Our pedigree illustrates the vertical transmission of a form of CMC affecting only the nails of the hands and feet, associated with low serum levels of ICAM-1. The mean concentration values of ICAM-1 in the affected subjects was lower than in unaffected relatives and controls. In general, serum ICAM-1 levels are increased in chronic inflammatory conditions, in contrast to the affected subjects in the present family. Intercellular adhesion molecule-1 (ICAM-1 or CD54) is a glycoprotein membrane and a member of the immunoglobulin superfamily which plays a central role in cell to cell mediated immune response and is a ligand for leucocyte function associated antigen-1 (LFA-1).8 ICAM-1 can be expressed by several cell types, including most activated immunocompetent cells,9,10 fibroblasts,11 and epithelial cells.12 Furthermore, surface ICAM-1 expression has been detected in the epithelium in several inflammatory and neoplastic diseases.13,14 Genetic studies using different types of back cross mice, either protected or not against vaginal candidiasis, after peripheral immunisation, showed that candidate loci for the immune response to vaginal candidiasis included ICAM-1, the ICAM-1 related sequence 1, and the Fc epsilon RII.15 Genetically engineered mice, lacking ICAM-1 expression, lost more weight and had a significantly higher mortality rate following an intravenous challenge with Candida albicans compared to normal wild mice.16 Based on evidence in the murine models, we investigated ICAM-1 and found decreased values in all affected subjects. Disease inheritance, clinical expression restricted to the nails of the hands and feet, together with decreased ICAM-1 levels point to a distinct form of CMC, familial chronic nail candidiasis with ICAM-1 deficiency (FCNC). In CMCs both autosomal dominant and recessive inheritance models have been reported. Sams et al17 and Jorizzo et al18 reported autosomal dominant transmission of CMC (MIM *114580). Evidence favouring familial autosomal recessive inheritance of CMC (MIM *212050) was discussed by Wells et al1 and Germain et al.19 We were able to trace back the origin of the family to 1689. The pedigree analysis favours autosomal dominant inheritance with incomplete penetrance, even if a few marriages between consanguineous relatives are present.

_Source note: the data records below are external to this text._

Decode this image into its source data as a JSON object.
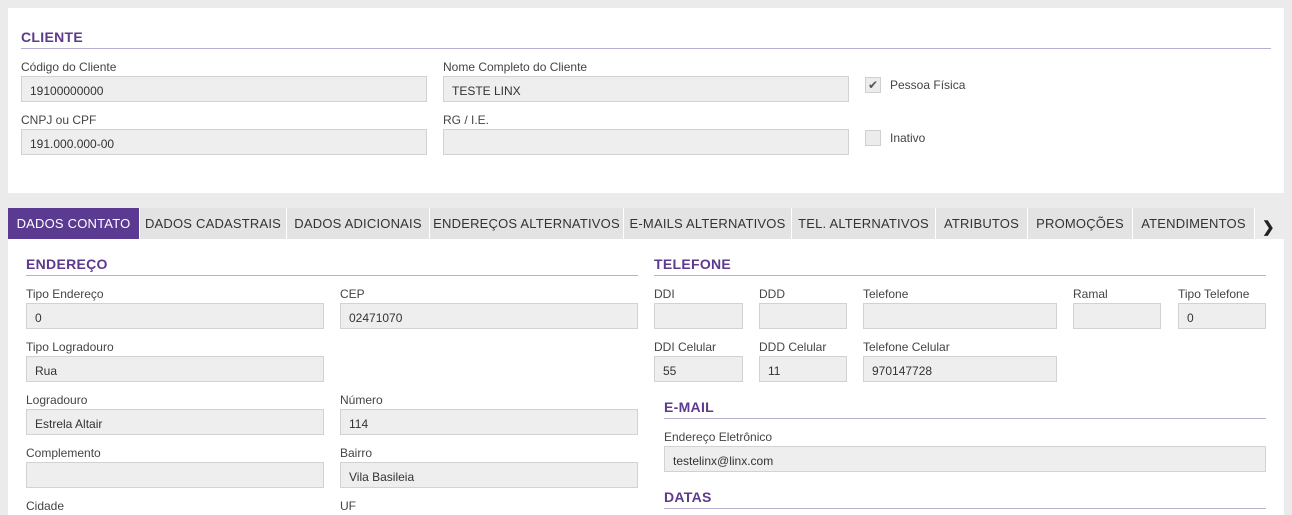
{
  "cliente": {
    "title": "CLIENTE",
    "codigo_label": "Código do Cliente",
    "codigo_value": "19100000000",
    "nome_label": "Nome Completo do Cliente",
    "nome_value": "TESTE LINX",
    "pessoa_fisica_label": "Pessoa Física",
    "pessoa_fisica_checked": true,
    "cnpj_label": "CNPJ ou CPF",
    "cnpj_value": "191.000.000-00",
    "rg_label": "RG / I.E.",
    "rg_value": "",
    "inativo_label": "Inativo",
    "inativo_checked": false
  },
  "tabs": [
    {
      "label": "DADOS CONTATO",
      "active": true
    },
    {
      "label": "DADOS CADASTRAIS",
      "active": false
    },
    {
      "label": "DADOS ADICIONAIS",
      "active": false
    },
    {
      "label": "ENDEREÇOS ALTERNATIVOS",
      "active": false
    },
    {
      "label": "E-MAILS ALTERNATIVOS",
      "active": false
    },
    {
      "label": "TEL. ALTERNATIVOS",
      "active": false
    },
    {
      "label": "ATRIBUTOS",
      "active": false
    },
    {
      "label": "PROMOÇÕES",
      "active": false
    },
    {
      "label": "ATENDIMENTOS",
      "active": false
    }
  ],
  "tab_next_icon": "chevron-right-icon",
  "endereco": {
    "title": "ENDEREÇO",
    "tipo_endereco_label": "Tipo Endereço",
    "tipo_endereco_value": "0",
    "cep_label": "CEP",
    "cep_value": "02471070",
    "tipo_logradouro_label": "Tipo Logradouro",
    "tipo_logradouro_value": "Rua",
    "logradouro_label": "Logradouro",
    "logradouro_value": "Estrela Altair",
    "numero_label": "Número",
    "numero_value": "114",
    "complemento_label": "Complemento",
    "complemento_value": "",
    "bairro_label": "Bairro",
    "bairro_value": "Vila Basileia",
    "cidade_label": "Cidade",
    "uf_label": "UF"
  },
  "telefone": {
    "title": "TELEFONE",
    "ddi_label": "DDI",
    "ddi_value": "",
    "ddd_label": "DDD",
    "ddd_value": "",
    "telefone_label": "Telefone",
    "telefone_value": "",
    "ramal_label": "Ramal",
    "ramal_value": "",
    "tipo_telefone_label": "Tipo Telefone",
    "tipo_telefone_value": "0",
    "ddi_celular_label": "DDI Celular",
    "ddi_celular_value": "55",
    "ddd_celular_label": "DDD Celular",
    "ddd_celular_value": "11",
    "telefone_celular_label": "Telefone Celular",
    "telefone_celular_value": "970147728"
  },
  "email": {
    "title": "E-MAIL",
    "endereco_label": "Endereço Eletrônico",
    "endereco_value": "testelinx@linx.com"
  },
  "datas": {
    "title": "DATAS"
  },
  "colors": {
    "accent": "#5b3a92",
    "title": "#5c3a8e",
    "tab_inactive": "#e3e3e3",
    "field_bg": "#eeeeee"
  }
}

There is a clear clinical concordance between ICAM-1 serum levels and nail dystrophy. Interestingly, the only unaffected obligate carrier we analysed showed ICAM-1 serum levels (98.00 ng/ml) intermediate between those found in affected (63.29 (SD 14.36) ng/ml) and unaffected non-carrier relatives (108.31 (SD 13.57) ng/ml). However, the pathogenesis of the nail lesions in this family is unclear and the relationship with the reduced ICAM-1 expression awaits clarification.